LONDON – Dubai’s Emirates Airline said it is canceling an order for 10 large jetliners from Airbus and will use Boeing models instead, according to a published report Sunday.
Speaking to reporters at London’s Heathrow Airport, Emirates President Tim Clark said his airline won’t take the Airbus A340-600 jetliners it had ordered and is sending auditors to assess the European plane maker’s progress on building its A380 superjumbo, The Wall Street Journal reported on its Web site.
Emirates will instead order 777 models from Boeing Co., Emirates Executive Vice Chairman Maurice Flanagan said.
Clark also said Emirates is interested in acquiring proposed passenger versions of Boeing’s planned 747-8 jetliner if Boeing stretches the design to increase seating capacity. In July, the carrier ordered 10 of the cargo version of the 747-8.
Afghanistan: 70 insurgents killed
NATO and Afghan troops killed 70 suspected militants who attacked a military base in southern Afghanistan, while a roadside blast killed one NATO soldier and wounded eight others, the alliance said Sunday. Some 100 to 150 militants attacked a military base north of Tarin Kowt in Uruzgan on Saturday, said Maj. Luke Knittig, a spokesman for the NATO-led force. The alliance and Afghan troops fought back for several hours with small arms fire, attack helicopters and airstrikes. One Afghan soldier was wounded.
Pakistan: Al-Qaida camp targeted
Pakistani troops backed by helicopters firing missiles destroyed an al-Qaida-linked training facility in a northwestern tribal area near the Afghan border Monday, killing “many” militants, officials said. The pre-dawn attack targeted a religious school compound holding 70 to 80 militants in a village near the town of Khar, the main town in the Bajur tribal district, said army spokesman Maj. Gen. Shaukat Sultan. He said the facility was destroyed but it was not immediately clear how many people had been killed, although there were no civilian casualties.

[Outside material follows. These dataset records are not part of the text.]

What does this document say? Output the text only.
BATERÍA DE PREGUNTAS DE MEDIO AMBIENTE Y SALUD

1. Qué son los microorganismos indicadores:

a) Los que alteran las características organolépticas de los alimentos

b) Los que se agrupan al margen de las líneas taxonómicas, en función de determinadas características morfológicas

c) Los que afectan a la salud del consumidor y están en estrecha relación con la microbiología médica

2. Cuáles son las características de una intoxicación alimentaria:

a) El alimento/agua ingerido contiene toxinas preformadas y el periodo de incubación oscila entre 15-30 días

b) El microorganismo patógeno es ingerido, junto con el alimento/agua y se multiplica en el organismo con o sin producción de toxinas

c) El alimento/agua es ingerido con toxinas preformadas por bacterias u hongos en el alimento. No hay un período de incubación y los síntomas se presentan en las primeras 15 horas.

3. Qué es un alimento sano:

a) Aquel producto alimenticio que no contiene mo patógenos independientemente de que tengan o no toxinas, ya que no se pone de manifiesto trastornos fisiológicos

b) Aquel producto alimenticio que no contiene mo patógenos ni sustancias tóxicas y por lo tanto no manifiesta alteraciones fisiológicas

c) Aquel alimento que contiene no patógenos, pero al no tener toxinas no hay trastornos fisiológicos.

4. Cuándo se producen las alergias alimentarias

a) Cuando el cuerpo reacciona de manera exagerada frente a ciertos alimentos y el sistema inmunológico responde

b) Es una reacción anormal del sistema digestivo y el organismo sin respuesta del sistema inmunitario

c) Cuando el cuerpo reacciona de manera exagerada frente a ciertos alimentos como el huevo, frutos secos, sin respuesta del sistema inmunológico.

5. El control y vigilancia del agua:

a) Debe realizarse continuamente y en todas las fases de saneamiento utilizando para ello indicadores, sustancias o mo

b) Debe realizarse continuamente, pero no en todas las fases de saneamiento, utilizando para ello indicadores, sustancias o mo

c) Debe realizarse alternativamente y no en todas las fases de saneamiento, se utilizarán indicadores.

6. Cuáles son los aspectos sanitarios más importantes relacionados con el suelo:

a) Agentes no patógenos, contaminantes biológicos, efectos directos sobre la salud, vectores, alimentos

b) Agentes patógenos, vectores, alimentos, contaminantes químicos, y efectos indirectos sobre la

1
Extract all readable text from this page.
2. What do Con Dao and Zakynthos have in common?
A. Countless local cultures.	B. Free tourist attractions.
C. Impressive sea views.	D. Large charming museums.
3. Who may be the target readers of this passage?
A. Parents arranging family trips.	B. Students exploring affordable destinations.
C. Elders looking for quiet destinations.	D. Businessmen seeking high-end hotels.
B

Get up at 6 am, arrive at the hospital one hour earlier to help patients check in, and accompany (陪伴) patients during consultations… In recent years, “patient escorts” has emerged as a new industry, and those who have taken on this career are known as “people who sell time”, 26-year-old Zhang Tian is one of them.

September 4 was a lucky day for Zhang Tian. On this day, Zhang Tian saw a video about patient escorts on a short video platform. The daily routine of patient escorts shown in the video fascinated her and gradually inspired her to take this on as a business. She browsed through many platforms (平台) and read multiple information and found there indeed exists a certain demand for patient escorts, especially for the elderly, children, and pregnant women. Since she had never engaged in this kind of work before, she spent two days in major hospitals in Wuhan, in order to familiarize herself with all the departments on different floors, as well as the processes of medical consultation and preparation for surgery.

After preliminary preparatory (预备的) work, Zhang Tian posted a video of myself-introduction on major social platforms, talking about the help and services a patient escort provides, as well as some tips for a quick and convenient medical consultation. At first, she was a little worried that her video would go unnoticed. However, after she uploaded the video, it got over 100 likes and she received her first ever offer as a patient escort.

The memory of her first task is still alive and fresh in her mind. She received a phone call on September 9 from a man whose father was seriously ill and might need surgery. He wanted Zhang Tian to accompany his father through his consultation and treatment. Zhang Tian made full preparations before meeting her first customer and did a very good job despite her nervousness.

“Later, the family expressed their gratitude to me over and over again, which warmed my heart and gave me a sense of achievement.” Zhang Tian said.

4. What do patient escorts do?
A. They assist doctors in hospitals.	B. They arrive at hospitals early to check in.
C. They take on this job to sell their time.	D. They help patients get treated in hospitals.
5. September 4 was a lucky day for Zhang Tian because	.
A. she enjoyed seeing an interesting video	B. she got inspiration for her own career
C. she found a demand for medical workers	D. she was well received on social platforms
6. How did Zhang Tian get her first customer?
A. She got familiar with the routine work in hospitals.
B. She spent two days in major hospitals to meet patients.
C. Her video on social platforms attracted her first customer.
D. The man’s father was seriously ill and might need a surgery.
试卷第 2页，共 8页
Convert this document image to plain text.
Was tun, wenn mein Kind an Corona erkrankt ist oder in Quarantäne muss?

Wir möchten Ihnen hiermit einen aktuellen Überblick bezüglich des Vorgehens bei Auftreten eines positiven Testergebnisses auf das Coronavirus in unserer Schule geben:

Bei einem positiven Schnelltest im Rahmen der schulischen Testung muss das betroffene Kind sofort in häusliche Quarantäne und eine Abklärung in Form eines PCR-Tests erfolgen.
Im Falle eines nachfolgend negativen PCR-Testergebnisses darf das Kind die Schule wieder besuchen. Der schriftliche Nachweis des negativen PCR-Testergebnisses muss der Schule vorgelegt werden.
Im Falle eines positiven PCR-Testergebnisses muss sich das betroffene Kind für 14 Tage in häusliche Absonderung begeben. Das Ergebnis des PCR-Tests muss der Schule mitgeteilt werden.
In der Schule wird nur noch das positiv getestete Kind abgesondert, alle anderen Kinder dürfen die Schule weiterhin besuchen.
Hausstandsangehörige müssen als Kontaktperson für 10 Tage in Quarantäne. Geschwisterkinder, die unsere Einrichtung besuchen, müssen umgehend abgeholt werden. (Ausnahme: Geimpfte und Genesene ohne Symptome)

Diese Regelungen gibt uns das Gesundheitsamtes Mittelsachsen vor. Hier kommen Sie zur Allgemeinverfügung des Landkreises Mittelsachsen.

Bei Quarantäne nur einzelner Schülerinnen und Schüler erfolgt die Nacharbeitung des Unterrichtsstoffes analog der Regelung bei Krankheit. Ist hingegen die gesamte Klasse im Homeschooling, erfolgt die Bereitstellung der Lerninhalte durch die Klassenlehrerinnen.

Philippines: Typhoon Cimaron hits
Typhoon Cimaron blew over the northern Philippines on Monday, felling trees, toppling power lines, blasting roofs off homes and leaving at least three people dead, officials said. Cimaron, which made landfall late Sunday, was packing maximum winds of 109 mph and gusts of up to 130 mph. It was forecast to head for Vietnam later today.
Brazil: Leftist president’s landslide
President Luiz Inacio Lula da Silva won a second term in a landslide victory Sunday with Brazilians rewarding their first working-class leader after he helped ease grinding poverty while improving the economy of Latin America’s largest country. With 99 percent of the votes counted, Silva had 61 percent support compared with 39 percent for center-right rival Geraldo Alckmin, Sao Paulo state’s former governor.
S. Korea: Nuke tests expected
The top U.S. general in South Korea said today that more nuclear tests by North Korea could be expected as the communist nation continues work on its atomic weapons program. However, U.S. Army Gen. B.B. Bell didn’t cite any specific intelligence that another test was imminent.